Ferminard, after a glance at Bonvallot lying on the floor, obeyed mechanically. They got the bed close up with the head-rail under the window. Rochefort tied the rope to the head-rail, and, standing on the bed and opening the sash, seized the bar. It came away in his hands, and then, flinging it on the bed, he seized the rope which he had coiled and flung it out.

This done, he leaned out of the window-place and looked down.

The moonlight lit the castle wall and the dangling rope and showed the black shadow of the moat, a terrific sight that made Rochefort’s stomach crawl and his throat close. This was no castle wall which he had to descend. It was like looking over the cliff at the world’s end or one of those terrific bastions of cloud which one sees sometimes banking the sky before a storm. The moonlight it was that lent this touch of vastness to the prospect below, a prospect that made the sweat stand out on the palms of Rochefort’s hands and his soul to contract on itself.

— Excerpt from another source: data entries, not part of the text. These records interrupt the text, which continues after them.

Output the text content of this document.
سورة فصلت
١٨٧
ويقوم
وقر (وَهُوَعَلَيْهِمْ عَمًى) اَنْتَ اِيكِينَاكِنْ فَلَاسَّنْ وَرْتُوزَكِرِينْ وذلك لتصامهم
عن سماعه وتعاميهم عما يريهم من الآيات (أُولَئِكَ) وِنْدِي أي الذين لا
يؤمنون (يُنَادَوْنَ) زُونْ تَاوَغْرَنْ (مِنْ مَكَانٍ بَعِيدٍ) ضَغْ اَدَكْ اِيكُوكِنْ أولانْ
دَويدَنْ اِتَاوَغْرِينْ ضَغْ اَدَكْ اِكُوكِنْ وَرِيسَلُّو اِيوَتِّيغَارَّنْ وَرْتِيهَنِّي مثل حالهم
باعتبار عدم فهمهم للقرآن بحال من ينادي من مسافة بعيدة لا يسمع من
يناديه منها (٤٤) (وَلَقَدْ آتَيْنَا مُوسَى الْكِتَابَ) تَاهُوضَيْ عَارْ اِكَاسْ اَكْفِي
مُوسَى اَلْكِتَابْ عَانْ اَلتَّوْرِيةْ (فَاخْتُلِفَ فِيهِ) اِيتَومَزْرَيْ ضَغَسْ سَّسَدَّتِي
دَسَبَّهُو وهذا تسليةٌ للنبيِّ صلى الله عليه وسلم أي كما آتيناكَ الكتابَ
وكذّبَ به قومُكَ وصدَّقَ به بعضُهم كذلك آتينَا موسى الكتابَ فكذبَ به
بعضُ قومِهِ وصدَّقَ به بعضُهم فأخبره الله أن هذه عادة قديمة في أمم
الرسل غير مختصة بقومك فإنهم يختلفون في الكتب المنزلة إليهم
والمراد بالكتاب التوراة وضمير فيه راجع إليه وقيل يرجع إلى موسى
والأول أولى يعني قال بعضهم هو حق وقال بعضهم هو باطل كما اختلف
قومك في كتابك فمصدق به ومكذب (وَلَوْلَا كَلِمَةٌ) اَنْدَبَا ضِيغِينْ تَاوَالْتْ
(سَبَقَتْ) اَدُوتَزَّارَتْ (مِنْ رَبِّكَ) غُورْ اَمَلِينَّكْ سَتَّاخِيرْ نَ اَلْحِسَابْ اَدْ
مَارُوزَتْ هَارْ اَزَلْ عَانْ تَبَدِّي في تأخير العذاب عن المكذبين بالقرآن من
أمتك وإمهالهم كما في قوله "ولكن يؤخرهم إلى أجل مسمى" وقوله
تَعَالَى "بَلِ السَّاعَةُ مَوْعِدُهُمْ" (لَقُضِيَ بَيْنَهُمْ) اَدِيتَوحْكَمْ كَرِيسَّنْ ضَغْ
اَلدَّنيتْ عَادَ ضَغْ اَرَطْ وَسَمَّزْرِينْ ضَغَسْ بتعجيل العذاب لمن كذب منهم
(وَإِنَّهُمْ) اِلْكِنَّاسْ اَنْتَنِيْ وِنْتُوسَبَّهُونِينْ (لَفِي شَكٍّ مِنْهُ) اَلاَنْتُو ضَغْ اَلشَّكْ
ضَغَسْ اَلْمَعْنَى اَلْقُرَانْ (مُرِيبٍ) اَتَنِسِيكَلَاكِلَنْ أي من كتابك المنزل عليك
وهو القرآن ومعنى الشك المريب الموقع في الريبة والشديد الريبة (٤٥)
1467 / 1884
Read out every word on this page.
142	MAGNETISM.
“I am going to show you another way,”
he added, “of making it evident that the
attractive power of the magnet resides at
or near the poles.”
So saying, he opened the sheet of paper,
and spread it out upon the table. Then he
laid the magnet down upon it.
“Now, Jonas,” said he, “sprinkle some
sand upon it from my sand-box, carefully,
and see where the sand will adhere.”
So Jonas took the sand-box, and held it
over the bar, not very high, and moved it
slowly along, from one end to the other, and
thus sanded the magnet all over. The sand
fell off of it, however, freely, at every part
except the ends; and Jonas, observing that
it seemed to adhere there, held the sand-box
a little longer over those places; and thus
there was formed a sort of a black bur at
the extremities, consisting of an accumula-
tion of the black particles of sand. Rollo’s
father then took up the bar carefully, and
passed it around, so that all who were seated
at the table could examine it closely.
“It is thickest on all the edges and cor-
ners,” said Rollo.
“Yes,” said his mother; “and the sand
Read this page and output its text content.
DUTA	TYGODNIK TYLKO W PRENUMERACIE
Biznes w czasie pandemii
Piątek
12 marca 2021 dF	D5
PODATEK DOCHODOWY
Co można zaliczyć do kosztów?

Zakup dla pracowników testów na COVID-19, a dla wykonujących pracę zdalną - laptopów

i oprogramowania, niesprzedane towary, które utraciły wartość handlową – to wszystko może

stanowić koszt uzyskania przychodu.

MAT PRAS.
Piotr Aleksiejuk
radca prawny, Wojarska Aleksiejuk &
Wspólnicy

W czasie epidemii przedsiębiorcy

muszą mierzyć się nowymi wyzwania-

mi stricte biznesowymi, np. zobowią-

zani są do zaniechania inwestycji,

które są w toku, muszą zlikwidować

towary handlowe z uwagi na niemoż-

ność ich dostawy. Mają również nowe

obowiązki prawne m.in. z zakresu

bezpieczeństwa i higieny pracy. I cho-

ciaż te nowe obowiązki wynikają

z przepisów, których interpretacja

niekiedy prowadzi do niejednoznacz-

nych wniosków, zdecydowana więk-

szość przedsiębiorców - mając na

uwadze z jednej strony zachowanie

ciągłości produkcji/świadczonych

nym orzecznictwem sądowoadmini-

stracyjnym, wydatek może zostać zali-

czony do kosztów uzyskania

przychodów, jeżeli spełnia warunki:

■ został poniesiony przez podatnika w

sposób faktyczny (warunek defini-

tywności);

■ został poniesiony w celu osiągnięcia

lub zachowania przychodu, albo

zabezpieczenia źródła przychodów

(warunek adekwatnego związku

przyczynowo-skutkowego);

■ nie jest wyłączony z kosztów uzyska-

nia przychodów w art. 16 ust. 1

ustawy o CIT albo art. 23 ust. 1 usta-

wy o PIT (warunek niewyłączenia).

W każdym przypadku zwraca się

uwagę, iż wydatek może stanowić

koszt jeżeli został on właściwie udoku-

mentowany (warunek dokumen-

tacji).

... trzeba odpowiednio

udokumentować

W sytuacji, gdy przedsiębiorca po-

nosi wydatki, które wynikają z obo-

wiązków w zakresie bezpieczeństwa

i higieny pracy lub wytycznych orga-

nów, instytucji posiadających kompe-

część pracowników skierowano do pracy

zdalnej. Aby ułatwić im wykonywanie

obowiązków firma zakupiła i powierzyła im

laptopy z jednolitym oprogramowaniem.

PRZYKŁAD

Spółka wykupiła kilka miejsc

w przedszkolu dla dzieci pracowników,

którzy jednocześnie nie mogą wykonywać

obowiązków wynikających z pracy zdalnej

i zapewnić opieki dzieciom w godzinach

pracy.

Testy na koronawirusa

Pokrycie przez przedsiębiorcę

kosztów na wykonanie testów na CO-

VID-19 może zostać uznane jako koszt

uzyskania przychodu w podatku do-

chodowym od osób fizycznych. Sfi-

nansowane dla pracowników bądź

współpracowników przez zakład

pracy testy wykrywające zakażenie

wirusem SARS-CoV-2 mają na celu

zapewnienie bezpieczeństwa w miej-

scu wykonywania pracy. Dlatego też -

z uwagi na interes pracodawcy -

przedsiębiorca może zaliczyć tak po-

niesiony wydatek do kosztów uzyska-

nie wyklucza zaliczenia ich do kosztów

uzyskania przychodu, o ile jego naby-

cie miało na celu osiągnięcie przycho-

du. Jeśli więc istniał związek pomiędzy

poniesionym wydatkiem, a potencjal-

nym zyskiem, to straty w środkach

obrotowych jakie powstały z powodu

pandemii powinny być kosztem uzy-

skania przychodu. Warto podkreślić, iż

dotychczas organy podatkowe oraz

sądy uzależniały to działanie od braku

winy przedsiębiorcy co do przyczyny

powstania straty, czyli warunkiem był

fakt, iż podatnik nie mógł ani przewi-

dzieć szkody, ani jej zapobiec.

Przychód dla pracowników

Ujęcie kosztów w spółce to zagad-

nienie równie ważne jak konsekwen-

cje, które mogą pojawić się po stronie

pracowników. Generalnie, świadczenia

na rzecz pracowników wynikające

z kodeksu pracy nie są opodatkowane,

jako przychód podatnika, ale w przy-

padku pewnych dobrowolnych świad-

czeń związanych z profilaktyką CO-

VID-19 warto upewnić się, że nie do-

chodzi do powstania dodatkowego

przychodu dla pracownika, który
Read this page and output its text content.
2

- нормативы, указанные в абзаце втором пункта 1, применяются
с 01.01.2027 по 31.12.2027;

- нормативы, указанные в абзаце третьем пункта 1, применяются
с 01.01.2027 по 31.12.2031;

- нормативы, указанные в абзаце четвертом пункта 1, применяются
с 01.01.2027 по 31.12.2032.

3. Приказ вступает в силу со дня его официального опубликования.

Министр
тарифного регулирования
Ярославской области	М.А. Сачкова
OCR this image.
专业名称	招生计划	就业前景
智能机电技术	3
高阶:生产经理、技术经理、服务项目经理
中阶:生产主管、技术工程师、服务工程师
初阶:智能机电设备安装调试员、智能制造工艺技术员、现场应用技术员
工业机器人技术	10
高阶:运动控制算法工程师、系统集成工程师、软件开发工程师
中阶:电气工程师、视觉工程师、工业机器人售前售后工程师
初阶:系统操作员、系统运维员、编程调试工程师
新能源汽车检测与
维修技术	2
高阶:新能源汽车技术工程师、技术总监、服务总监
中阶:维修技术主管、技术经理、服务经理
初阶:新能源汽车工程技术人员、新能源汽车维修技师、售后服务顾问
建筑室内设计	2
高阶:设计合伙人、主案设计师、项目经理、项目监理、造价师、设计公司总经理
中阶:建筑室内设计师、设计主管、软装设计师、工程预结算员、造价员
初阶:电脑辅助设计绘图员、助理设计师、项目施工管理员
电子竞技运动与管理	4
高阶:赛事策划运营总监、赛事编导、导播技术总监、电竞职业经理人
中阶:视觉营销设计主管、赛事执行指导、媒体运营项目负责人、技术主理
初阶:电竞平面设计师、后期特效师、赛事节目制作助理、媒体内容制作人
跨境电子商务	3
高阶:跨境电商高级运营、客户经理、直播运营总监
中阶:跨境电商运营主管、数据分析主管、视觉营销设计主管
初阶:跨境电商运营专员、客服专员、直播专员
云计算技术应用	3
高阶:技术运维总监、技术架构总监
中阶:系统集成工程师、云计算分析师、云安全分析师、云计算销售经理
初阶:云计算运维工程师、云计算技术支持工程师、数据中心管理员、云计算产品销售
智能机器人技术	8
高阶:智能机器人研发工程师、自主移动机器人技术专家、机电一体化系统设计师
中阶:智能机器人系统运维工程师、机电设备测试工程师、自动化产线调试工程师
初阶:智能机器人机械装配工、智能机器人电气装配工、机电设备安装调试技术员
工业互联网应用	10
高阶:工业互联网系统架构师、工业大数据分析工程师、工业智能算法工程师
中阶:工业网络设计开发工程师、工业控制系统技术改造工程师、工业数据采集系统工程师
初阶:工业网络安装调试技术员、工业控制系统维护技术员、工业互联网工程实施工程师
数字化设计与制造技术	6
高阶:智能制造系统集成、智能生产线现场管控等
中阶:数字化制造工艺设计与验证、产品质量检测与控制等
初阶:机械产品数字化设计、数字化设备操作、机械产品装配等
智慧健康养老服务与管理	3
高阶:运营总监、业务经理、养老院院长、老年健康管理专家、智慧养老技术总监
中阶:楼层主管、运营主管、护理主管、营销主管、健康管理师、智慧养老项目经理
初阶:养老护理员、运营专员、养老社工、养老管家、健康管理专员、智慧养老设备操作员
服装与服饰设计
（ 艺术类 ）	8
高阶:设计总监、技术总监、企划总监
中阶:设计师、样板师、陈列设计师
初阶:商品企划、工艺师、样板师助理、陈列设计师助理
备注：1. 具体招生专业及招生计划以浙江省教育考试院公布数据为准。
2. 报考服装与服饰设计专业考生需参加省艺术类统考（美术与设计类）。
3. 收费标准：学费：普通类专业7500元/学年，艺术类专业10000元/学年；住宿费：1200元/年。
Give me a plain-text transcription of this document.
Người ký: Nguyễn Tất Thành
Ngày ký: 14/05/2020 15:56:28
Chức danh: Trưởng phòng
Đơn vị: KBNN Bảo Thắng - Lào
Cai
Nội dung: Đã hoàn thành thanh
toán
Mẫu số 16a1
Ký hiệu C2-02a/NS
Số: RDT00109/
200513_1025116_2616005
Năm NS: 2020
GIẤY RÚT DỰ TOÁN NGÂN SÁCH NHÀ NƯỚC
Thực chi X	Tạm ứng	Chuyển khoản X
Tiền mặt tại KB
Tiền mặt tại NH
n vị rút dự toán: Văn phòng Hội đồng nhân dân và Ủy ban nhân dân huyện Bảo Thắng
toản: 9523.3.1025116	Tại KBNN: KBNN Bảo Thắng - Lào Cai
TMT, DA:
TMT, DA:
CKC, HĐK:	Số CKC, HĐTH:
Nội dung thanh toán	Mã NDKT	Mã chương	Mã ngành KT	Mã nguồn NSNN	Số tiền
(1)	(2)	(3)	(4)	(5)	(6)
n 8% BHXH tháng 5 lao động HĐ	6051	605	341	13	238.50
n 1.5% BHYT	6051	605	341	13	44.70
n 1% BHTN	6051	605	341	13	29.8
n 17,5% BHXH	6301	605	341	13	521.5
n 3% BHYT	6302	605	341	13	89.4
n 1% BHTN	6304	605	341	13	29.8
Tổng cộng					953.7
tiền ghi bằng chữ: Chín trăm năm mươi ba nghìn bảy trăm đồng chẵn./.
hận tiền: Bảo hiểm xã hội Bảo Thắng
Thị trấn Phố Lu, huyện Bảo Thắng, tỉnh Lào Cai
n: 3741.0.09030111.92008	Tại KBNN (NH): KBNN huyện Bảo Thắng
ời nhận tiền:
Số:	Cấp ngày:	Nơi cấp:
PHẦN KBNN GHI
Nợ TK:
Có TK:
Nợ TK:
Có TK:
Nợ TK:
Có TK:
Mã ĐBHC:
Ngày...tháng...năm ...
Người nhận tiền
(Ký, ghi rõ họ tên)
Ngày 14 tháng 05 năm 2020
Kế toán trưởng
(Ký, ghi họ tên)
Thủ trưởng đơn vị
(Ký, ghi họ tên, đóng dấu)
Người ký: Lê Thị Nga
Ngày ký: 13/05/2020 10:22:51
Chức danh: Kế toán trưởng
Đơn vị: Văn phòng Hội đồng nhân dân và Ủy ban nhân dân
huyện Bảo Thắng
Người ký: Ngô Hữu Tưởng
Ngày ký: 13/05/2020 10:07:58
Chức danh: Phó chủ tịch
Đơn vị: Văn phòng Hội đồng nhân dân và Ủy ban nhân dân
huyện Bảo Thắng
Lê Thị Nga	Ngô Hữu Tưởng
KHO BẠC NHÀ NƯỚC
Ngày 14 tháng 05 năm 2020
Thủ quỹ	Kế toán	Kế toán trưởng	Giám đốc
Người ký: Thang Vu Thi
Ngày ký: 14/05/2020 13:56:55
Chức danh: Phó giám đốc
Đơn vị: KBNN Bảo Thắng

It was a prospect to be met by the unthinking end of man if one wished for any chance of success, so with a warning to Ferminard not to look before he came, and having wedged two pillows under the rope where it rested on the sill, Rochefort got one leg over the sill, straddled it, got the other leg out and then turned on his face. He was now lying on his stomach across the pillow that was forming a pad for the rope, and as bad luck would have it, a knot in the rope just at this point did not make the position any more comfortable. Then he slowly worked his body downwards till he was supported only by his elbows; supporting himself entirely with his left elbow, he seized with his right hand the rope where it rested on the cushion, gave up his elbow hold and with his left hand seized the sill.

He was hanging now with one hand grasping the sill, the other, the rope. The sill was no longer a window-sill, it was the tangible world, to release his hold upon it and to trust entirely to the rope required an effort of will far greater than one would think, so great that even the plucky mind of Rochefort refused the idea for a moment, but only for a moment, the next he was swinging loose.